A TAYLORIAN CRISIS OF THE ACADEMY?
A final recurring theme—that also doubled, rather uneasily, as a form of comedic relief—was Mark C. Taylor’s now infamous April 26 Op-Ed in the New York Times, “End the University as We Know It,” in which he calls graduate education the “Detroit of higher learning” and wonders if graduate programs are cultivating skills for which there is no market. Although few scholars present agreed with Taylor’s dour estimation of the university and its future, his editorial prompted recurring reflection on larger concerns regarding the future of the field, the job market, disciplinary positioning, publishing, tenure, and funding sources.
The conference ended on Saturday evening with a scrumptious dinner and a series of reflections on the history of the Center (on its twentieth anniversary) from Jan Shipps, Edward Linenthal, and Conrad Cherry, followed by a keynote address from Daniel Walker Howe on “The Importance of Understanding Religion in American Society.”
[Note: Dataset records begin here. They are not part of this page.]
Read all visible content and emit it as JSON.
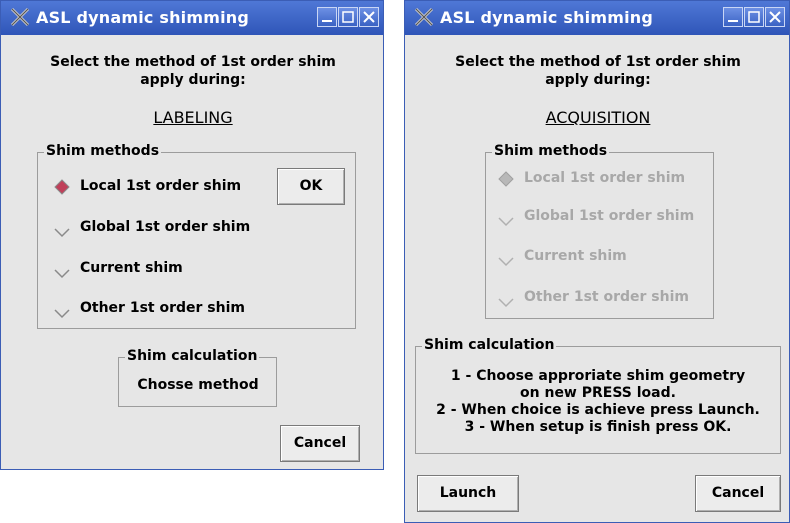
{
  "left_window": {
    "title": "ASL dynamic shimming",
    "prompt_line1": "Select the method of 1st order shim",
    "prompt_line2": "apply during:",
    "phase": "LABELING",
    "shim_methods": {
      "legend": "Shim methods",
      "options": [
        {
          "label": "Local 1st order shim",
          "selected": true
        },
        {
          "label": "Global 1st order shim",
          "selected": false
        },
        {
          "label": "Current shim",
          "selected": false
        },
        {
          "label": "Other 1st order shim",
          "selected": false
        }
      ]
    },
    "ok_label": "OK",
    "shim_calculation": {
      "legend": "Shim calculation",
      "button_label": "Chosse method"
    },
    "cancel_label": "Cancel"
  },
  "right_window": {
    "title": "ASL dynamic shimming",
    "prompt_line1": "Select the method of 1st order shim",
    "prompt_line2": "apply during:",
    "phase": "ACQUISITION",
    "shim_methods": {
      "legend": "Shim methods",
      "options": [
        {
          "label": "Local 1st order shim",
          "selected": true
        },
        {
          "label": "Global 1st order shim",
          "selected": false
        },
        {
          "label": "Current shim",
          "selected": false
        },
        {
          "label": "Other 1st order shim",
          "selected": false
        }
      ]
    },
    "shim_calculation": {
      "legend": "Shim calculation",
      "lines": [
        "1 - Choose approriate shim geometry",
        "on new PRESS load.",
        "2 - When choice is achieve press Launch.",
        "3 - When setup is finish press OK."
      ]
    },
    "launch_label": "Launch",
    "cancel_label": "Cancel"
  },
  "colors": {
    "titlebar": "#3a62c4",
    "window_bg": "#e6e6e6",
    "radio_selected": "#c0405a",
    "disabled_text": "#a8a8a8"
  }
}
Overall, the conference was delightful, and I am encouraged that it seems there will indeed be a second such conference in two years, according to the R&AC Center director, Philip Goff. As a historian of early America, however, I was surprised that the conversation gravitated so much towards topics, methodologies, and issues that related to the twentieth-century and contemporary study of religion in America rather than the earlier and—arguably—equally important eras of American history. Has early American religious history ceased to be a relevant part of this discussion? Additionally, with regard to methodology and theoretical frameworks, the vibrant presence of sociologists and the stark absence of anthropologists combined with the strong preference for the present made me wonder what the relationship is between one’s chronological focus and the methodologies one chooses to engage and appropriate (early American historians, for example, tend to draw on anthropological models, not sociological ones, although I’m still unsure why this is the case). The two days also passed with scant reference to Native Americans and questions of sexuality and religion (although the absences of both were briefly noted), and only passing reference to issues of transnational religion, international religious contexts, and globalization. And somehow, inescapably, I couldn’t help but feel like the conference slightly resembled the “Jesus” trailer I saw on Rt. 31 with its subtle but powerful assumptions about the ongoing centrality of Christianity (and even Protestantism?) in American religious life. I look forward to picking up these and other additional topics in two years, if not before. In the meantime, kudos to Philip and his staff for an excellent conference.